First home buyers frustrated by skyrocketing house prices may find being forced to put their home ownership plans on hold isn't such a bad thing.
Record-low interest rates, removal of loan-to-value ratio (LVR) restrictions, expats returning home and fewer people leaving the country due to COVID-19 have created the perfect storm for house prices to rise.
These rises are despite rising unemployment (currently 5.3 percent), preceded by a record 12.2 percent fall in GDP. Current REINZ and Trade Me property figures show median selling and average asking prices in Auckland are now over $1 million.
Kiwibank is expecting pressure on the property market to continue, forecasting a 13 percent rise by mid-2021. Similarly, a Westpac economic overview for November forecasts house price inflation to reach 15 percent. Bank economists don't expect the property market to turn until mortgage rates go higher.
But when consumer price inflation eventually picks up (due to a rise in confidence and economic performance), the OCR will increase to keep inflation between 1 and 3 percent. Interest rates, including mortgage rates, will rise, putting forces driving high house prices into reverse.
"The whole point of what the RBNZ is doing now is to drive more demand in the economy and therefore more inflation. When the job is done and inflation is on track to return to 2 percent, there is no more need to keep interest rates low," Westpac chief economist Dominick Stephens explained.
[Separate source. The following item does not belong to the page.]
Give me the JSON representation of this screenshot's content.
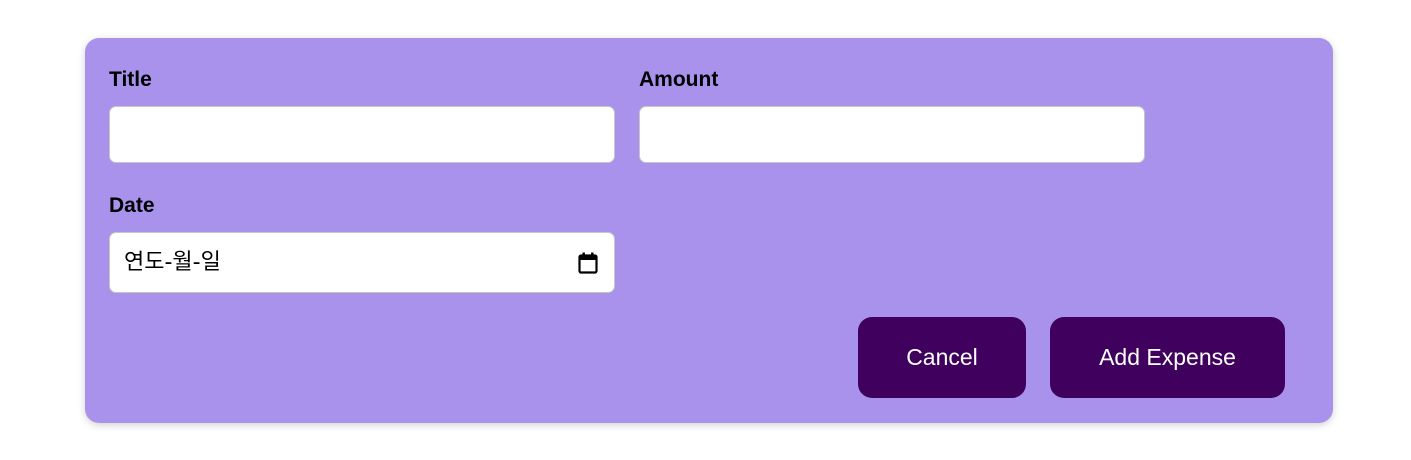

Although rising interest rates make it more expensive to borrow, they could put downward pressure on house prices.
"We're pencilling in a period of declining house prices from 2024.
"Such long-range forecasts are subject to extreme uncertainty, so the timing is perhaps less important than the principle: when interest rates rise, house prices will fall," Stephens said in the report.
Kiwibank chief economist Jarrod Kerr expects the housing market to start cooling off in 2022, after loan-to-value (LVR) restrictions are reinstated. The Reserve Bank has indicated this is likely to be from next March.
"Credit growth among higher risk borrowers is accelerating, and a circuit breaker was needed," Kerr said.
"We expect the rapid expansion to slowly ease into 2022, mainly as a result of LVR restrictions."
Should I buy now or wait in case there's a big crash?
A survey carried out by REINZ in November showed over three-quarters of buyers surveyed (88 percent) had a fear of missing out as rising prices put home ownership further out of reach.
As nooone can predict the market, property trader Graeme Fowler said the right time for first home buyers is likely to be when they're ready.
"I personally wouldn't be trying to jump in too soon, or on the other hand, waiting for a big crash that may never happen," Fowler said.
In the meantime, first home buyers can focus on saving their deposit.
"If I was a first home buyer now, I would be doing what I could to save as much as possible and when in a position to be able to buy something, then do it," Fowler said.